Single by Nightwish

from the album Century Child
- B-side: "Lagoon"; "The Wayfarer";
- Released: 21 July 2002
- Recorded: 2002
- Studio: Caverock, Kitee, Finland; Finnvox, Helsinki, Finland;
- Genre: Symphonic metal
- Length: 4:05 (single edit); 6:12 (album version);
- Label: Spinefarm
- Songwriter(s): Tuomas Holopainen
- Producer(s): Tuomas Holopainen; TeeCee Kinnunen;

Nightwish singles chronology
| "Ever Dream" (2002) | "Bless the Child" (2002) | "Nemo" (2004) |

Music video
- "Bless the Child" on YouTube

= Bless the Child (song) =

"Bless the Child" is the seventh single by the Finnish symphonic metal band Nightwish, released as the second single from their album Century Child. It is one of two songs which were filmed from the Century Child album, with other one being "End of All Hope". It was also the first song bassist/vocalist Marko Hietala worked on after he joined the band replacing Sami Vänskä.
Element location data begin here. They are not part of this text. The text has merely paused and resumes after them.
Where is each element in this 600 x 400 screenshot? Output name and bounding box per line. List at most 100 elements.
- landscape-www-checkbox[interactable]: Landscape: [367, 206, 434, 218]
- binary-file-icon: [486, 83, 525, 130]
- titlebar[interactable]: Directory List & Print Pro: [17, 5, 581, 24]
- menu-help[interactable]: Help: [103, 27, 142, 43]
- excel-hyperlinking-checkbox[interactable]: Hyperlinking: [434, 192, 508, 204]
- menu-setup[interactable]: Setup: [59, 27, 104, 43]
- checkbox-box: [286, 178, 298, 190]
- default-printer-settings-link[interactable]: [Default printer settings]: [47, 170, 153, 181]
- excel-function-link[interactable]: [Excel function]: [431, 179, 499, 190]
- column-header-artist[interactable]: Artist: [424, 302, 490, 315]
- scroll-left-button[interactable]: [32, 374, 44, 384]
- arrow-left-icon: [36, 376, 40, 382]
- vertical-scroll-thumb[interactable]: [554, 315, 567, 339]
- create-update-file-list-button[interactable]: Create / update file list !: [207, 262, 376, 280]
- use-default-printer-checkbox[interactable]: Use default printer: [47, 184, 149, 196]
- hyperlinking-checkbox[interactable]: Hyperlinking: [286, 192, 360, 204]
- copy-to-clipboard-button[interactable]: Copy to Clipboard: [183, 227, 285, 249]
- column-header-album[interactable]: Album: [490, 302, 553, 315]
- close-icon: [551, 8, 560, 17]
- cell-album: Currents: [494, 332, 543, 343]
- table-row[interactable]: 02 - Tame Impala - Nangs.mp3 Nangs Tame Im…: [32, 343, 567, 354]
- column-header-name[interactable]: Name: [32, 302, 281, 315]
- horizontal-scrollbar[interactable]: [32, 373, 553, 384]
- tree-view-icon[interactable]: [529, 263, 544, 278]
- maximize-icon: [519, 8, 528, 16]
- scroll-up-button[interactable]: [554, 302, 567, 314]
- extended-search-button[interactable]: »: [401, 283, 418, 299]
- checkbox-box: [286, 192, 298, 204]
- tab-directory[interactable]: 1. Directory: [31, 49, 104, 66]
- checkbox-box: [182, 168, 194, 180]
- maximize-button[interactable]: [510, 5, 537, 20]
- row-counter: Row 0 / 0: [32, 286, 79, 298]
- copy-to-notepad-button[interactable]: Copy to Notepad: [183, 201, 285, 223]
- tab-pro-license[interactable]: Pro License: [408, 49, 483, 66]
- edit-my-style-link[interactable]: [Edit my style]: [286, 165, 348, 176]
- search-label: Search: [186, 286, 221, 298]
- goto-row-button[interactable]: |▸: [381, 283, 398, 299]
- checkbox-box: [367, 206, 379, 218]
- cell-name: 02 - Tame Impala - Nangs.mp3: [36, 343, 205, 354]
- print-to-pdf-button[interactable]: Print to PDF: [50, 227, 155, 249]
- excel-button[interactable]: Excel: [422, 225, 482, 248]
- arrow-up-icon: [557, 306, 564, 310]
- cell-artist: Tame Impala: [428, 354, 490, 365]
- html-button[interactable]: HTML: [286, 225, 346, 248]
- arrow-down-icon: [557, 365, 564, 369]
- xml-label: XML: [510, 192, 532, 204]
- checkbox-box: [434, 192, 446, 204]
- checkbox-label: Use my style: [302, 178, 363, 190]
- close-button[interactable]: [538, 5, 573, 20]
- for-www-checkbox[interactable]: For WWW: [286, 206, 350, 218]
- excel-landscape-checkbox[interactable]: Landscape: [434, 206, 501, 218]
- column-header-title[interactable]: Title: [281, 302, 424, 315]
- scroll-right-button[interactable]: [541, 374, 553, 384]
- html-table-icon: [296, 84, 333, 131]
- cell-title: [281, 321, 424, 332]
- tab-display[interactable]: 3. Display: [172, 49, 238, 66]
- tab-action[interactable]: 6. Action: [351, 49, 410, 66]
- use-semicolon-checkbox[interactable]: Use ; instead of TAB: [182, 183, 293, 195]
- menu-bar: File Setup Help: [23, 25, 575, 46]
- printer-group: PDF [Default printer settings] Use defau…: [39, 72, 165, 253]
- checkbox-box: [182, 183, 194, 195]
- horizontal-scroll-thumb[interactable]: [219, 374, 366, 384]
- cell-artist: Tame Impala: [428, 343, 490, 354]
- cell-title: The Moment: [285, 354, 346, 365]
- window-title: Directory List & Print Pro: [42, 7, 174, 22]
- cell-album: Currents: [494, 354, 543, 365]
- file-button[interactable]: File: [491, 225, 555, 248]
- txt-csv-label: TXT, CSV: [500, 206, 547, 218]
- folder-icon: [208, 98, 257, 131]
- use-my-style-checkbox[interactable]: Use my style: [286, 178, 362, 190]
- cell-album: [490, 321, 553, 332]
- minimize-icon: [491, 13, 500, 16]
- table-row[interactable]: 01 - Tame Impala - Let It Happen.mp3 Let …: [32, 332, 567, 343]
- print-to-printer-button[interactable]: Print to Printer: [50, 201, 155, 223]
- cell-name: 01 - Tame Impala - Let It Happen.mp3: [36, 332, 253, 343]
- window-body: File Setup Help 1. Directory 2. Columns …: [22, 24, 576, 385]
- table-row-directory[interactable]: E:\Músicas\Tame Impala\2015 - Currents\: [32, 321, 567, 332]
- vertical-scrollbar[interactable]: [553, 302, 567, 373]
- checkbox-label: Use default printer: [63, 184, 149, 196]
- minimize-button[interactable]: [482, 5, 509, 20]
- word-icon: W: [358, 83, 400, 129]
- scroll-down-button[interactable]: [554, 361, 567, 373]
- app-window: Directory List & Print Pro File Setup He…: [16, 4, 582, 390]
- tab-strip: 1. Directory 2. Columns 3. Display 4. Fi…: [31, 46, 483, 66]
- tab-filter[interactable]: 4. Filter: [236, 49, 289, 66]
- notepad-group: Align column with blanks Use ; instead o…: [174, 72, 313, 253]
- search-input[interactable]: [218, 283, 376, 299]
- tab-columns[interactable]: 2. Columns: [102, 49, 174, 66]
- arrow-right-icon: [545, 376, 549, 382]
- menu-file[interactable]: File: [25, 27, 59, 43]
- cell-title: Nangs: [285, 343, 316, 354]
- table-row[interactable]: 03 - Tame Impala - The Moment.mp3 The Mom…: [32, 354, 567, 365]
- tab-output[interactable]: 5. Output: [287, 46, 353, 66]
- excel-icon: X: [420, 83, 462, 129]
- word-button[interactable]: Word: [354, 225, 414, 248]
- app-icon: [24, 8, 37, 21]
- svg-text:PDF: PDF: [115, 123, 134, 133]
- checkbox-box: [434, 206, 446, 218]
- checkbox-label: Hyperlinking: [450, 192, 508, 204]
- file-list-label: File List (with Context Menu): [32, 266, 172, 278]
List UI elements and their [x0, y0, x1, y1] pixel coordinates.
There are two versions of the single, each having a slightly different track list. The normal release includes the title track and the two songs, "Lagoon" and "The Wayfarer", which have not been released in Germany before. There is too a limited DVD plus of the single which includes three DVD videotracks in addition to the audio content. The videos are "Over the Hills and Far Away", "Bless the Child", and a 30-minute interview.
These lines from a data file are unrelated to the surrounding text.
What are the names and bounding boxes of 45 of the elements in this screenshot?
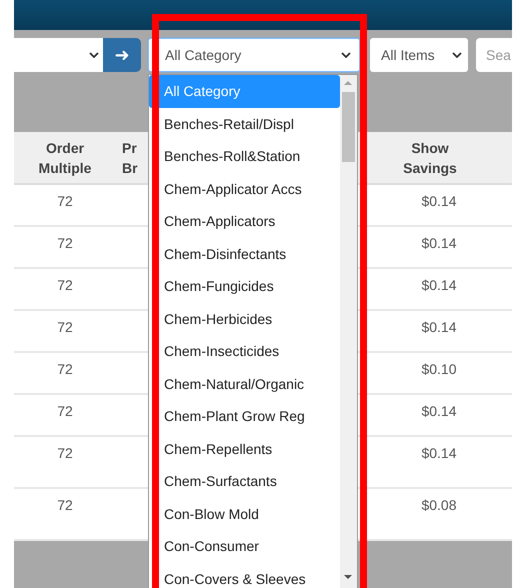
- dropdown-option[interactable]: Chem-Natural/Organic: [149, 368, 340, 400]
- dropdown-option[interactable]: Con-Consumer: [149, 530, 340, 562]
- dropdown-option[interactable]: Benches-Retail/Displ: [149, 108, 340, 140]
- chevron-icon: [452, 52, 462, 58]
- scroll-up-icon: [344, 81, 352, 85]
- table-cell: 72: [57, 319, 73, 335]
- table-cell-text: $0.14: [420, 319, 457, 335]
- dropdown-option[interactable]: Con-Blow Mold: [149, 498, 340, 530]
- column-header: Pr Br: [121, 138, 139, 178]
- dropdown-option[interactable]: Chem-Insecticides: [149, 335, 340, 368]
- chevron-icon: [89, 52, 99, 58]
- table-cell: 72: [57, 277, 73, 293]
- table-cell: 72: [57, 403, 73, 419]
- go-button[interactable]: ➜: [103, 38, 141, 72]
- column-header: Show Savings: [402, 138, 458, 178]
- dropdown-option[interactable]: Con-Covers & Sleeves: [149, 562, 340, 588]
- scroll-down-icon: [344, 575, 352, 579]
- table-cell: 72: [57, 445, 73, 461]
- table-cell: 72: [57, 361, 73, 377]
- dropdown-option[interactable]: Chem-Surfactants: [149, 465, 340, 498]
- table-cell: 72: [57, 235, 73, 251]
- scrollbar[interactable]: [340, 75, 357, 588]
- table-cell-text: $0.10: [420, 361, 457, 377]
- dropdown-option[interactable]: Chem-Applicators: [149, 205, 340, 238]
- table-cell-text: $0.14: [420, 403, 457, 419]
- items-select[interactable]: All Items: [370, 38, 468, 72]
- chevron-icon: [341, 52, 351, 58]
- table-cell-text: $0.14: [420, 235, 457, 251]
- table-cell: 72: [57, 497, 73, 513]
- table-cell-text: $0.14: [420, 193, 457, 209]
- dropdown-option[interactable]: Chem-Repellents: [149, 432, 340, 465]
- dropdown-option[interactable]: Chem-Applicator Accs: [149, 172, 340, 205]
- scroll-thumb[interactable]: [342, 92, 355, 162]
- table-cell-text: $0.08: [420, 497, 457, 513]
- column-header: Order Multiple: [38, 138, 92, 178]
- dropdown-option[interactable]: Chem-Disinfectants: [149, 238, 340, 270]
- select-field[interactable]: [14, 38, 103, 72]
- table-cell-text: $0.14: [420, 445, 457, 461]
- dropdown-option[interactable]: Chem-Plant Grow Reg: [149, 400, 340, 432]
- dropdown-option[interactable]: Benches-Roll&Station: [149, 140, 340, 172]
- category-select[interactable]: All Category: [148, 38, 360, 72]
- table-cell: 72: [57, 193, 73, 209]
- table-cell-text: $0.14: [420, 277, 457, 293]
- dropdown-option[interactable]: Chem-Fungicides: [149, 270, 340, 302]
- dropdown-option[interactable]: Chem-Herbicides: [149, 302, 340, 335]
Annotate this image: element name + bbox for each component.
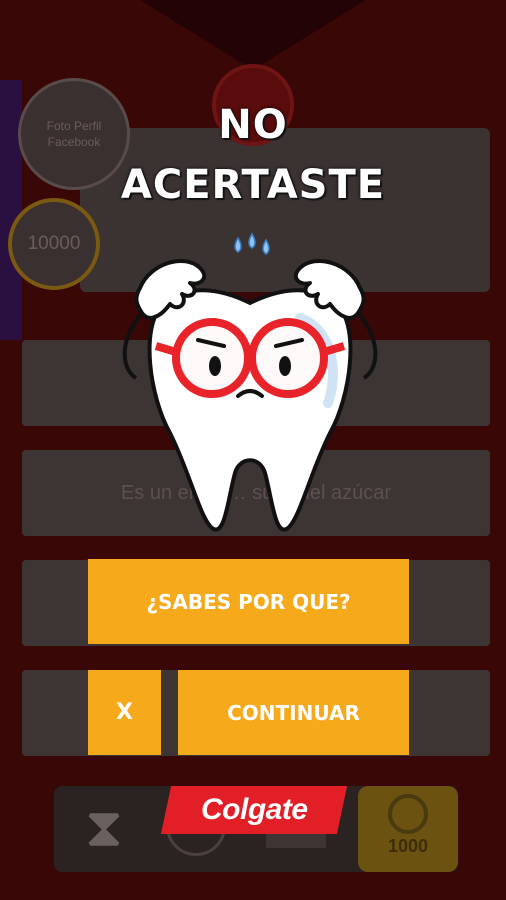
colgate-logo: Colgate — [160, 786, 348, 834]
continue-button[interactable]: CONTINUAR — [178, 670, 409, 755]
medal-icon — [388, 794, 428, 834]
hourglass-icon: ⧗ — [85, 798, 123, 858]
logo-text: Colgate — [200, 793, 308, 826]
points-badge: 10000 — [8, 198, 100, 290]
sweat-drops-icon — [234, 232, 270, 255]
medal-value: 1000 — [387, 836, 429, 856]
sad-tooth-illustration — [122, 232, 378, 532]
result-title-line2: ACERTASTE — [120, 162, 386, 208]
close-button[interactable]: X — [88, 670, 161, 755]
why-button[interactable]: ¿SABES POR QUE? — [88, 559, 409, 644]
result-title-line1: NO — [218, 102, 288, 148]
header-banner — [140, 0, 366, 70]
medal-powerup: 1000 — [358, 786, 458, 872]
In addition to it being a single, part of the edited version was used in a Chinese broadcast on CCTV-4.

==Track listing==
===Spinefarm version===
1. "Bless the Child" (Edit)
2. "Bless the Child"
3. "Lagoon"

===Spinefarm EP===
1. "Bless the Child"
2. "The Wayfarer"
3. "Come Cover Me" (Live)
4. "Dead Boy's Poem" (Live)
5. "Once Upon a Troubadour"
6. "A Return to the Sea"
7. "Sleepwalker" (Heavy Version)
8. "Nightquest"

===Drakkar version===
1. "Bless the Child"
2. "Lagoon"
3. "The Wayfarer"

===NEMS EP===
1. "Bless the Child" (Edit)
2. "Walking in the Air" (Edit)
3. "The Wayfarer"
4. "The Kinslayer" (Live in Argentina)
5. "Deep Silent Complete" (Live)
6. "The Pharaoh Sails to Orion" (Live)
7. "Come Cover Me" (Live)
8. "Wanderlust" (Live)
9. "Instrumental" (Live)
10. "Swanheart" (Live)
11. "Elvenpath" (Live)
12. "Fantasmic Part 3" (Live)
13. "Dead Boy's Poem" (Live)
14. "Sleepwalker" (Original Version)
15. "Lagoon"
16. "Over the Hills and Far Away" (Video Edit Mix)

===Sales and certifications===

| Country | Certification (sales thresholds) |
|---|---|
| Finland | Platinum |

==Personnel==
- Tarja Turunen - vocals
- Tuomas Holopainen - keyboards
- Emppu Vuorinen - guitars
- Jukka Nevalainen - drums
- Marko Hietala - bass
- Sam Hardwick - spoken word

==Video==
The video for this song tells a sad love story in reverse, it's a mix between the scenes and the band playing in a disused warehouse. The band was a bit disappointed with the video, because they found it to be a bit too complex.